Wassasi Park Improvements
Wassasi (Small Bayside) Park and Christina Lake is culturally integral to Conklin and also the single point of access to the treasured lake for our community and residents. Given the significant importance of this area and with little to no maintenance, the CRDAC pursued the recreational lease and requested that the Regional Municipality of Wood Buffalo transfer the lease. Historically and through a series of Community Betterment Sessions, the community of Conklin has identified the revitalization of Wassasi Park as a priority.
The CRDAC is evaluating the environmental and engineering needs of the road to ensure that the erosion issues are remedied and eliminate any risk of sediment feeding into the lake. A committee was established for the collaboration and implementation of a strategy to improve and incorporate a cultural aspect to the location.

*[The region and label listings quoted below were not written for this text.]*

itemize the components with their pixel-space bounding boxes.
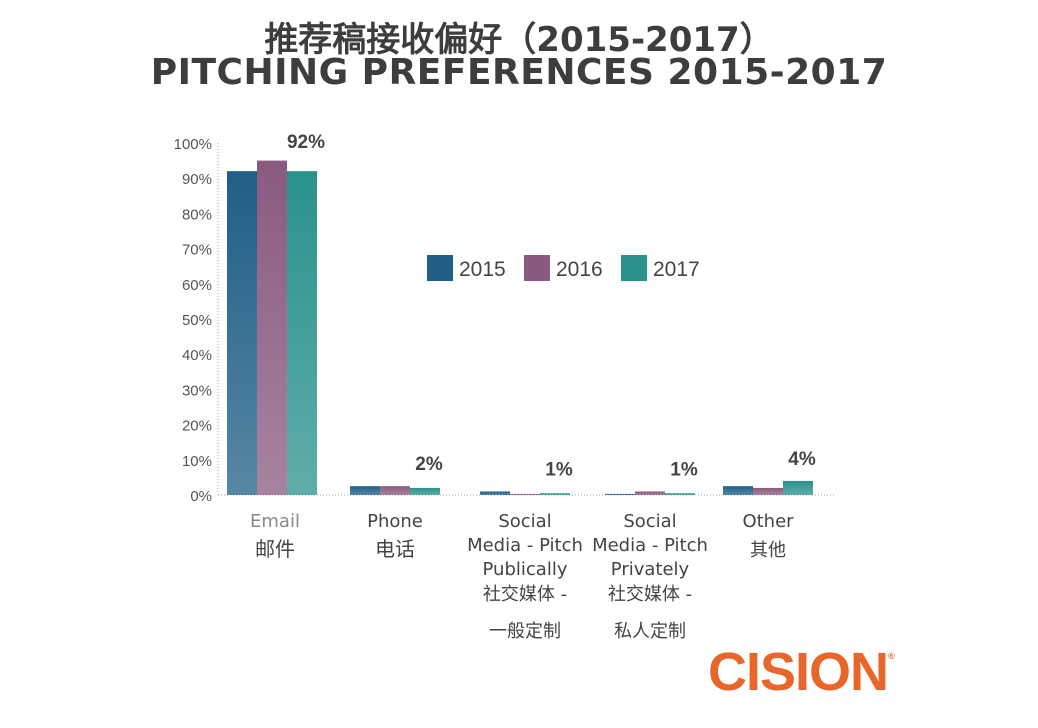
legend-swatch-2016 [524,255,550,281]
chart-title: 推荐稿接收偏好（2015-2017） [264,20,774,60]
x-category-label: 电话 [375,537,415,561]
bar-2015 [723,486,753,495]
x-category-label: 其他 [750,540,786,561]
x-category-label: Social [623,511,676,532]
y-tick-label: 80% [182,206,212,223]
bar-2017 [410,487,440,495]
logo-mark: ® [888,651,895,661]
y-tick-label: 100% [174,136,212,153]
y-tick-label: 10% [182,453,212,470]
logo-text: CISION [708,642,889,702]
bar-2017 [665,493,695,495]
y-tick-label: 40% [182,347,212,364]
x-category-label: 私人定制 [614,621,686,642]
bar-2016 [380,486,410,495]
x-category-label: 社交媒体 - [483,584,567,605]
x-category-label: Media - Pitch [592,535,708,556]
bar-2015 [605,493,635,495]
legend-label: 2015 [459,258,506,281]
data-label: 2% [415,454,443,475]
legend-swatch-2015 [427,255,453,281]
bar-2016 [257,160,287,495]
bar-2015 [480,491,510,495]
bar-2016 [510,493,540,495]
x-category-label: Media - Pitch [467,535,583,556]
data-label: 92% [287,132,325,153]
x-category-label: 社交媒体 - [608,584,692,605]
x-category-label: Phone [367,511,423,532]
chart-subtitle: PITCHING PREFERENCES 2015-2017 [150,52,888,93]
bar-2017 [783,480,813,495]
data-label: 1% [545,459,573,480]
bar-2017 [287,171,317,495]
cision-logo: CISION® [708,641,895,703]
y-tick-label: 90% [182,171,212,188]
x-category-label: Other [742,511,794,532]
y-tick-label: 70% [182,242,212,259]
bar-2016 [635,491,665,495]
bar-2015 [227,171,257,495]
y-tick-label: 20% [182,418,212,435]
x-category-label: 邮件 [255,537,295,561]
data-label: 4% [788,449,816,470]
y-tick-label: 0% [190,488,212,505]
legend-label: 2016 [556,258,603,281]
y-tick-label: 50% [182,312,212,329]
bar-2015 [350,486,380,495]
x-category-label: Publically [483,559,568,580]
legend-label: 2017 [653,258,700,281]
legend-swatch-2017 [621,255,647,281]
x-category-label: Privately [611,559,690,580]
bar-2017 [540,493,570,495]
data-label: 1% [670,459,698,480]
y-tick-label: 30% [182,382,212,399]
x-category-label: Social [498,511,551,532]
x-category-label: 一般定制 [489,621,561,642]
x-category-label: Email [250,511,300,532]
y-tick-label: 60% [182,277,212,294]
bar-2016 [753,487,783,495]
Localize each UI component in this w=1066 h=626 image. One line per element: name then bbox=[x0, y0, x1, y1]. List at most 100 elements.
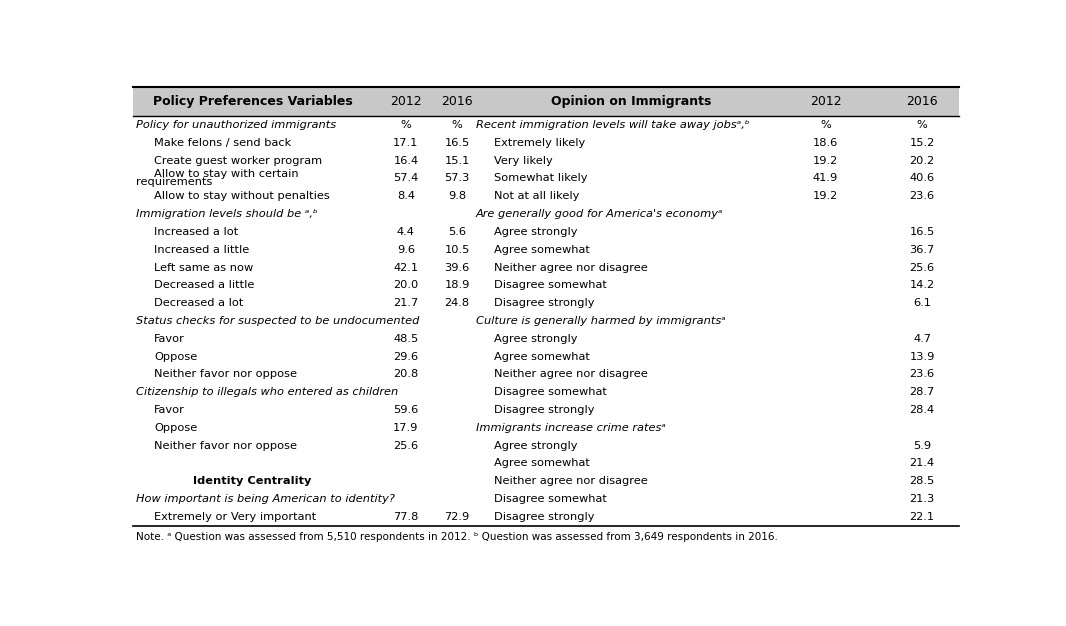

It is the intention of CRDAC to revitalize this essential park space for the community of Conklin including a rehabilitated road leading into an enjoyable park and recreational space with parking, picnic areas, non-permanent docking/launch area for non-motorized vessels, nature paths, public washrooms, and benches.
Our goal is to make this space accessible and functional in all seasons. A space where we can bring our families together and reconnect to our Métis roots.